C'est un ordre sans appel. McCoy préfère ne pas s'attirer d'ennuis et quitte la pièce. Tout en rejoignant sa chambre, il envoie un dernier message à Jim.
« Savais-tu que ta mère est à San Francisco? »
Si les demandes répétées de l'assurer de sa santé ne suffisent pas, ce message devrait attirer son attention se dit-il. A raison, puisque trois minutes plus tard, son communicateur sonne.
« Comment sait-tu que ma mère est là ?, demande Jim aussi sec.
Sa voix est tendue, rauque.
-Bonsoir à toi aussi Jim, persifle McCoy, soulagé en fait d'entendre son ami. Je le sais parce que je l'ai vu parler avec Archer tout à l'heure. S'engueuler avec lui en fait. Et j'étais dans ta chambre pouvoir voir si tu étais là, je t'ai cherché toute la soirée.
-Désolé, j'étais...
-Ta mère m'y a rejoint, le coupe McCoy. Elle m'a viré et a commencé à fouiller ta chambre.
-Merde !, jure Jim.
-Une idée de pourquoi elle a fait ça ?
-Deux ou trois. Elle doit chercher à savoir où je suis. Et je crois que j'ai laissé l'adresse sur mon bureau.
-Non, c'est moi qui l'ai.
Le soulagement est palpable à l'autre bout de la communication.
-Jim..., commence Bones.
-Ne commence pas à me faire la leçon.
-Je n'en ai pas l’intention. Pas tout de suite du moins. Dis-moi juste que tu n'as pas quitté le campus sans autorisation.

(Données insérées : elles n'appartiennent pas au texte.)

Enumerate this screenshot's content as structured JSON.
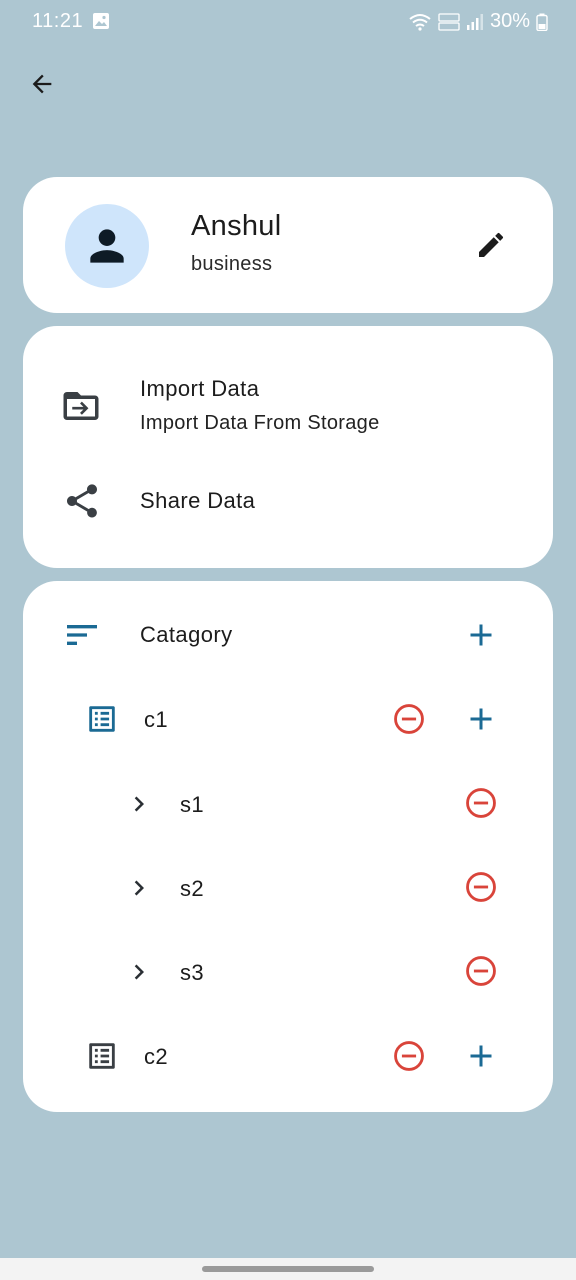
{
  "status_bar": {
    "time": "11:21",
    "battery": "30%"
  },
  "profile": {
    "name": "Anshul",
    "subtitle": "business"
  },
  "data_actions": {
    "import_title": "Import Data",
    "import_subtitle": "Import Data From Storage",
    "share_title": "Share Data"
  },
  "category": {
    "header": "Catagory",
    "items": [
      {
        "label": "c1",
        "sub_items": [
          {
            "label": "s1"
          },
          {
            "label": "s2"
          },
          {
            "label": "s3"
          }
        ]
      },
      {
        "label": "c2",
        "sub_items": []
      }
    ]
  },
  "colors": {
    "background": "#adc6d1",
    "card": "#ffffff",
    "accent_blue": "#1b6a94",
    "remove_red": "#d9443a",
    "avatar_bg": "#cfe5fb",
    "icon_dark": "#3a3f44"
  }
}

-J'en ai une. Signée par Pike et Archer.
-Alors c'est de ça dont ta mère parlait avec Archer. Il refusait de lui dire ou donner quelque chose. Sans doute l'adresse où tu est.
-Sans doute, répond Jim avant de s'interrompre, puis de reprendre avec hésitation. Désolé de ne t'avoir pas tenu au courant. C'est juste que... C'est quelqu'un que je connais. Connaissais. Elle s'est suicidée ce matin.
Il n'y a rien à répondre à cela. Un silence gêné s'installe, puis Jim reprend.
-Elle m'était très proche. Pas de la famille, mais c'était pas important. C'était presque ma sœur. Pike m'a accordé trois jours de congé. Elle n'a pas de famille, c'est moi qui me charge de tout. On se voit jeudi Bones.
-Pas de problème Jim. Juste... Préviens moi la prochaine fois, d'accord. Et si tu veux de la compagnie, appelle-moi.
-Merci. »
Jim raccroche. Cette nuit-là, Bones a du mal à trouver le sommeil. Trois jours plus tard, Jim revient, l'air exténué. Bones ne lui posera pas de questions sur ce qui s'est passé. Il faudra quelques années avant que Jim en parle.
Pour McCoy, l'amie que Jim venait de perdre devait être une survivante ou avoir perdu quelqu'un sur Tarsus IV. C'est suffisant pour ne pas chercher plus loin.
Il se reprocherait longtemps, en tant que médecin et ami, de ne pas l'avoir fait.